Daí esta última grande manifestação dos agricultores.
Claro, esse é um grande desafio. Eu concordo plenamente com o que se está a fazer na Europa, só que as entradas deviam de ser mais controladas.

Vocês sentem a falta de mão de obra? Como é que gerem?
Sim, sim. Bem, eu tenho uma empresa que me põe todos os dias 40 trabalhadores e vamos indo.

Na sua maioria, estrangeiros?
Todos estrangeiros. Bem, ainda lá tem sete ou oito mulheres portuguesas, que já trabalham comigo há muitos anos, mas quando essas acabarem, acabou-se.

Não há pessoas mais jovens?
Não. Eu quero um tratorista e não há. Hoje, os tratores que tenho são todos com ar condicionado, são todos da marca Fendt, é o topo de gama. E não há um tratorista que queira aprender, um rapaz novo, ninguém.

Estes trabalhadores estrangeiros são, efetivamente, importantes para a empresa produzir?
Claro, sem dúvida. Pode haver quem se queixe dos estrangeiros, eu não. Tenho um grupo de trabalhadores estrangeiros muito bom. Em conversa com a empresa a quem os contrato, disse que queria continuar com este grupo e que não queria trocar de funcionários todos os dias. O gerente da empresa cumpriu a palavra e eu tenho um bom grupo.

Gosta do que faz?
Eu gosto tanto disto, que todos os dias, me levanto às cinco da manhã e tenho 70 anos. Todos os dias. E gosto muito que os meus trabalhadores me digam bom dia, porque sou o primeiro a chegar. Felizmente, tenho um neto que tem sido um bom estudante, que apesar de estar só no 11º ano, falava-me noutros cursos e agora já falou num curso agrícola. Já estou mais animado.

Gostaria que ele desse continuidade à empresa.
Sim, sim. Gostava, eu gostava.

Já tem o seu filho a trabalhar consigo e agora vai ter o neto, é isso?
Ele é que estava a falar: “Avô se calhar, ando cá a pensar, depois vou para um curso agrícola, para ficar com a Hortopaço”.

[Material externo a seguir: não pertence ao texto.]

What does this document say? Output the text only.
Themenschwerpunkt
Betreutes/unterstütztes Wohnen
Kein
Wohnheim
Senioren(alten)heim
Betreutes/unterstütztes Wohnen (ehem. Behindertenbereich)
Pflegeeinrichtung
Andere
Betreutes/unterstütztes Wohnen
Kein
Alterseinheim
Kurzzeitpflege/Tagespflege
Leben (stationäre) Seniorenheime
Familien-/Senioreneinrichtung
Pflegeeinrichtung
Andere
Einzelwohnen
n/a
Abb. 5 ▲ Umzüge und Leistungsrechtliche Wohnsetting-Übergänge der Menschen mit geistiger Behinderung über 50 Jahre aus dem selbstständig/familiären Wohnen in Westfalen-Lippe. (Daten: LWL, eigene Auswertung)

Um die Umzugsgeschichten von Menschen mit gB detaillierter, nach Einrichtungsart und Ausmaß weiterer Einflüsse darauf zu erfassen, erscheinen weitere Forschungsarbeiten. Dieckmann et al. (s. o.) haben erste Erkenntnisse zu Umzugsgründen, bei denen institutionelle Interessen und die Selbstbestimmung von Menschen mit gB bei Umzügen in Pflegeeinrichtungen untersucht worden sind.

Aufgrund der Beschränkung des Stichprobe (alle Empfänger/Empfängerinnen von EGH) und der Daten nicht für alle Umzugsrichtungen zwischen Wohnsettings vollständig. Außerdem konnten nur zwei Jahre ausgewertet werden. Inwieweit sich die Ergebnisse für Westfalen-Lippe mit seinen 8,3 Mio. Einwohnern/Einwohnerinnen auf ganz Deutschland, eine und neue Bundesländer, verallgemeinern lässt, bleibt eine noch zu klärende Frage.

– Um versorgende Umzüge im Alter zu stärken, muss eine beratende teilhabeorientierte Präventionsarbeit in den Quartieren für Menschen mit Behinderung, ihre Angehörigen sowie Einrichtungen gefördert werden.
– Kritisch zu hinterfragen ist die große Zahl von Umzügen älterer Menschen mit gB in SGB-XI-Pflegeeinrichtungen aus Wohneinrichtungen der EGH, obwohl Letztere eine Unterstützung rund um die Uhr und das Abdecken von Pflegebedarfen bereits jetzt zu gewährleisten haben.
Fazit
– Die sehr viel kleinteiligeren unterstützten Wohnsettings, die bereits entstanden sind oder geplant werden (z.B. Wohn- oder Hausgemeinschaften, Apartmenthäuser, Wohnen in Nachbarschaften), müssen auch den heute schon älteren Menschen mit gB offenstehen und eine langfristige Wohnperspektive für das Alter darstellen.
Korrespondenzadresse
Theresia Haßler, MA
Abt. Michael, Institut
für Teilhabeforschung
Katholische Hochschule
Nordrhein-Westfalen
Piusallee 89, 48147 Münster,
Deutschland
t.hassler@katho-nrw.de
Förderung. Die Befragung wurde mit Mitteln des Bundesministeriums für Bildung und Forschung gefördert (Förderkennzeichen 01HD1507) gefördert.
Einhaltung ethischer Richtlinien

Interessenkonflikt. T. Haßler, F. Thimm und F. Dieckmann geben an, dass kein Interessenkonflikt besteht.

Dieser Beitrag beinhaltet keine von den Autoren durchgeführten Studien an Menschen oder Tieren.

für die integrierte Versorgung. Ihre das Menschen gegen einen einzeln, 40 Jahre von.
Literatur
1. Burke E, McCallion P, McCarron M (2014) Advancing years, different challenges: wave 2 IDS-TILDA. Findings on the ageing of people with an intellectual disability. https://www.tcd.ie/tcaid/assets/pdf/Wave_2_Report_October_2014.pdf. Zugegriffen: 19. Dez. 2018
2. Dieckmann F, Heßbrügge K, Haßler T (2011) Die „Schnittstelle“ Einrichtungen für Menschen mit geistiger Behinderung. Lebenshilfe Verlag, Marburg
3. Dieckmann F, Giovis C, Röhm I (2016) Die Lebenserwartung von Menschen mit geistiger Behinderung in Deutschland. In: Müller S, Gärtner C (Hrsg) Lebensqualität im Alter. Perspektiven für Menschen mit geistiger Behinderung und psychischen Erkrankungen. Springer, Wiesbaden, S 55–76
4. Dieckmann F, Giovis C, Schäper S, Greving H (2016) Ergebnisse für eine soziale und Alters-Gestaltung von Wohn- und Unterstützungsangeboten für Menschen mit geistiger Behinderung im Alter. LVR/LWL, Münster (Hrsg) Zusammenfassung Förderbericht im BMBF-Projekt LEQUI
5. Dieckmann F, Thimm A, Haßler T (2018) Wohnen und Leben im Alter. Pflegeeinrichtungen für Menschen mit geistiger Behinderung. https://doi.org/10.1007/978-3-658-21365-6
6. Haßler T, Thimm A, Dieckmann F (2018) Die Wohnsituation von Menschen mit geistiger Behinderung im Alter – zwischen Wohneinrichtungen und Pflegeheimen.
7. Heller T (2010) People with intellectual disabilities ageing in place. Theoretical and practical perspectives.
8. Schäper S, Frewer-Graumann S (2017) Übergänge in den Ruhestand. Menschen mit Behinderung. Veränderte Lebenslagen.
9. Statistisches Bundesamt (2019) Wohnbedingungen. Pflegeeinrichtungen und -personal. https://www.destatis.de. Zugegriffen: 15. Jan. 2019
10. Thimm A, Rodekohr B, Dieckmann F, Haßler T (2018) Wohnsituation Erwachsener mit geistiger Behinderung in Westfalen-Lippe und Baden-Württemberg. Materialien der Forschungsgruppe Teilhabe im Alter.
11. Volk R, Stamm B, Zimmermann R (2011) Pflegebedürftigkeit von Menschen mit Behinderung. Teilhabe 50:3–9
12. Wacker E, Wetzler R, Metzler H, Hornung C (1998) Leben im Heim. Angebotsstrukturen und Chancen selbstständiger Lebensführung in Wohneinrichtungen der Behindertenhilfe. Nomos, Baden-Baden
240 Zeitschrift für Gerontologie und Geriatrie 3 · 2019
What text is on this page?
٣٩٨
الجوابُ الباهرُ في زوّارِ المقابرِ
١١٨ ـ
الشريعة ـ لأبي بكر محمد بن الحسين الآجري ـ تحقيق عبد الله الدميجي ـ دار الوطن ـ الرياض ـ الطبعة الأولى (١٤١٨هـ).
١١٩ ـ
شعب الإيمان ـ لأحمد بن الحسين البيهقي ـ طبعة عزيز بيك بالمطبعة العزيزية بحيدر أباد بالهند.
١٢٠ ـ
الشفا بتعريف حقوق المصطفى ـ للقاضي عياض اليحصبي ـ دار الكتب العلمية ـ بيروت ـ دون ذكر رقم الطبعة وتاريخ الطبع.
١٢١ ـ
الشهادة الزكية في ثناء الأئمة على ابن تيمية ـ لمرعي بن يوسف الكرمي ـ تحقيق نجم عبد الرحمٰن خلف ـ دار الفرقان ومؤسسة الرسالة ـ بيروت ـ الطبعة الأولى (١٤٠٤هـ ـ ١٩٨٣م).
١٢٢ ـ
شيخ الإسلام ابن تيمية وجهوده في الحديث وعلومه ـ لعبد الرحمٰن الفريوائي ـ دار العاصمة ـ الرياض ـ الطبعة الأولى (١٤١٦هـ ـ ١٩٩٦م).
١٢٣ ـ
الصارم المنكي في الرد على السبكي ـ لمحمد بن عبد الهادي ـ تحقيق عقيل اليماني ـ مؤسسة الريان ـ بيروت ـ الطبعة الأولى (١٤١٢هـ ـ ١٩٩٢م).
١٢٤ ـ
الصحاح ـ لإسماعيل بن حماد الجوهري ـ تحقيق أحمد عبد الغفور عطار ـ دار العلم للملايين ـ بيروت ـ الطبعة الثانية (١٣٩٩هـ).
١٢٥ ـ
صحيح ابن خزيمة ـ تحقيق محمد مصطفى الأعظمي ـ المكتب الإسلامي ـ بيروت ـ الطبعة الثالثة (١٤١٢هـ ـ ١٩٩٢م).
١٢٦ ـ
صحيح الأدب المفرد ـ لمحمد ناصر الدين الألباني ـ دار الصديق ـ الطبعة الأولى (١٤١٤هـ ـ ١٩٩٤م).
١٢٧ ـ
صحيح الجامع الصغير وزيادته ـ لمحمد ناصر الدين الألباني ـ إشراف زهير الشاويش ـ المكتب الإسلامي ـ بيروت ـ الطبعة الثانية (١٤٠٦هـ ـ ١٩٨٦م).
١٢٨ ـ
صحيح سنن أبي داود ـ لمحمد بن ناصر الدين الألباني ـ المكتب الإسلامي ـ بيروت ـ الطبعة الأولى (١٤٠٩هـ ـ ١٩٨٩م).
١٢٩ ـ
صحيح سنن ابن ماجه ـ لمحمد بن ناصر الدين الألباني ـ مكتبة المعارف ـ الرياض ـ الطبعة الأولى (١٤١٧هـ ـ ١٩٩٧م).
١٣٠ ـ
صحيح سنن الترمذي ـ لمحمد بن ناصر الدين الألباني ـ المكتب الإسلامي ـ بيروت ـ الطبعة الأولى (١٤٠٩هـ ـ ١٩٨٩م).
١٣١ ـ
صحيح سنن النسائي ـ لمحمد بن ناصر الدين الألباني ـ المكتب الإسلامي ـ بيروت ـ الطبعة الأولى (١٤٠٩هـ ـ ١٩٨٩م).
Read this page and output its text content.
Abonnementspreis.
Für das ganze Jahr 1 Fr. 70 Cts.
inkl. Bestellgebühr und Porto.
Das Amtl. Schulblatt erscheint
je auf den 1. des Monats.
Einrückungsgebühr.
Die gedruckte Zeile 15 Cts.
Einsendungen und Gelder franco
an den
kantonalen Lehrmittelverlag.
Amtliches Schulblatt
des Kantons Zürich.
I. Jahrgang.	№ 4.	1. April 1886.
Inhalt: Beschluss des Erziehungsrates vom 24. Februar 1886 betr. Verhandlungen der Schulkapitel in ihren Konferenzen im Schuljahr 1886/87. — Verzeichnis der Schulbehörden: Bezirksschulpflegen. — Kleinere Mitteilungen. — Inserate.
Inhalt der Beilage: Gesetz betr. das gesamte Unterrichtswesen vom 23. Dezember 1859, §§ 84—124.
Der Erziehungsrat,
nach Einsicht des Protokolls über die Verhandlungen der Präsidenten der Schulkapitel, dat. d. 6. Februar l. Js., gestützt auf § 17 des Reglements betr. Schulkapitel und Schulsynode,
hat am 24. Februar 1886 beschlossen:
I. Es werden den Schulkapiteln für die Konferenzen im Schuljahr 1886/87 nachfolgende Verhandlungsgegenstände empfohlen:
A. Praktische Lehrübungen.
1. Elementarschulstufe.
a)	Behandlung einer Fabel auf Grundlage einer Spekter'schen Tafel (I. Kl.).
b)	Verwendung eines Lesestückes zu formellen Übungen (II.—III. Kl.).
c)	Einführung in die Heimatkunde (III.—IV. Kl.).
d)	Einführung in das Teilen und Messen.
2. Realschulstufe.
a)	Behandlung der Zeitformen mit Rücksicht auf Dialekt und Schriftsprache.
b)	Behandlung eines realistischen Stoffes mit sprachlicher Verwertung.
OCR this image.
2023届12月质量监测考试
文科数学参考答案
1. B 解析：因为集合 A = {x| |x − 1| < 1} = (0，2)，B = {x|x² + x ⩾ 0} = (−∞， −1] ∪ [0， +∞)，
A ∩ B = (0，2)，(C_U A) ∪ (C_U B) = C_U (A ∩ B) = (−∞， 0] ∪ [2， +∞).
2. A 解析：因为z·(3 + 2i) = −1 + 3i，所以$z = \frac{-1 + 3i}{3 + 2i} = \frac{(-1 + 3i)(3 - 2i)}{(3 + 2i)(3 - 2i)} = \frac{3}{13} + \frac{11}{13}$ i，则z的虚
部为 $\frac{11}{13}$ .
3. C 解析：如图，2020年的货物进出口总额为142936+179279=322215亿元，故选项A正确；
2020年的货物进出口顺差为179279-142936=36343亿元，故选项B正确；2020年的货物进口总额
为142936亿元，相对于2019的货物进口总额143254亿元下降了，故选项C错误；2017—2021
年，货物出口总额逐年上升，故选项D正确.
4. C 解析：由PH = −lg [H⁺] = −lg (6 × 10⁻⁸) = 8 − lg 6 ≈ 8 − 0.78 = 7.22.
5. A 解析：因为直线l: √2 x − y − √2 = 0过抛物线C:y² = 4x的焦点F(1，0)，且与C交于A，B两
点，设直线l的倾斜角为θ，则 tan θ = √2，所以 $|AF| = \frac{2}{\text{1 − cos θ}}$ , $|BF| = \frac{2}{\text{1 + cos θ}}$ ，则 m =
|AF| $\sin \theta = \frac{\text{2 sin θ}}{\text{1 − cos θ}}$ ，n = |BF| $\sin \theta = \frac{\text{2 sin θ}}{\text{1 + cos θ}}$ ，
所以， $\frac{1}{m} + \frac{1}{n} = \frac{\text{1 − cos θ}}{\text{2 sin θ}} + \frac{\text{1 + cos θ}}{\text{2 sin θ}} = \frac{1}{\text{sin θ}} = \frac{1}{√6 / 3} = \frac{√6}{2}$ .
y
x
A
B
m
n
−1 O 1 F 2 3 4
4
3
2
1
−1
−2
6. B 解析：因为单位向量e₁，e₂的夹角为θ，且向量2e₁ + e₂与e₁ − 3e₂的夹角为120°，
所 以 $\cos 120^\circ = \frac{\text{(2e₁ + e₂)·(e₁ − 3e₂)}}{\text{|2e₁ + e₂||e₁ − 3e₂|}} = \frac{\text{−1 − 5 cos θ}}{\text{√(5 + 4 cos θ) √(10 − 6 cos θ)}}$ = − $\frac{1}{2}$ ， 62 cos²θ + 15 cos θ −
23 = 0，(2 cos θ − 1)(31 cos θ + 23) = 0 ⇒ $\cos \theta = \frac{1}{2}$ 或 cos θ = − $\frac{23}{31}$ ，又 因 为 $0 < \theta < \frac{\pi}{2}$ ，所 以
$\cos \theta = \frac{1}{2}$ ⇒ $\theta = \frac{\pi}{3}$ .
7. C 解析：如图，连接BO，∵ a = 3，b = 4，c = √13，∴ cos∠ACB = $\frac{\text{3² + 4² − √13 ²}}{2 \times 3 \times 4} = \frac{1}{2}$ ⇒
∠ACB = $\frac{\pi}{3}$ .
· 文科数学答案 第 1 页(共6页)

Então acha que esta empresa vai ter saúde nos próximos anos?
Eu espero bem que sim. Nos próximos 20 anos que isto continue.

As culturas em Paço dos Negros são importantes para a localidade?
São. Há muitas pessoas empregadas aqui na agricultura. E fatura-se aqui bastante, como é o caso do morango, a beringela, pimentos, principalmente produtos hortícolas. O tomate de indústria, como eu já disse, saiu daqui, agora são essencialmente as hortícolas.

Que mensagem é que quer deixar?
Espero que as pessoas continuem, porque há um, dois ou três agricultores jovens que eu admiro bastante. Eles têm vontade e penso que esses rapazes que vão para a frente.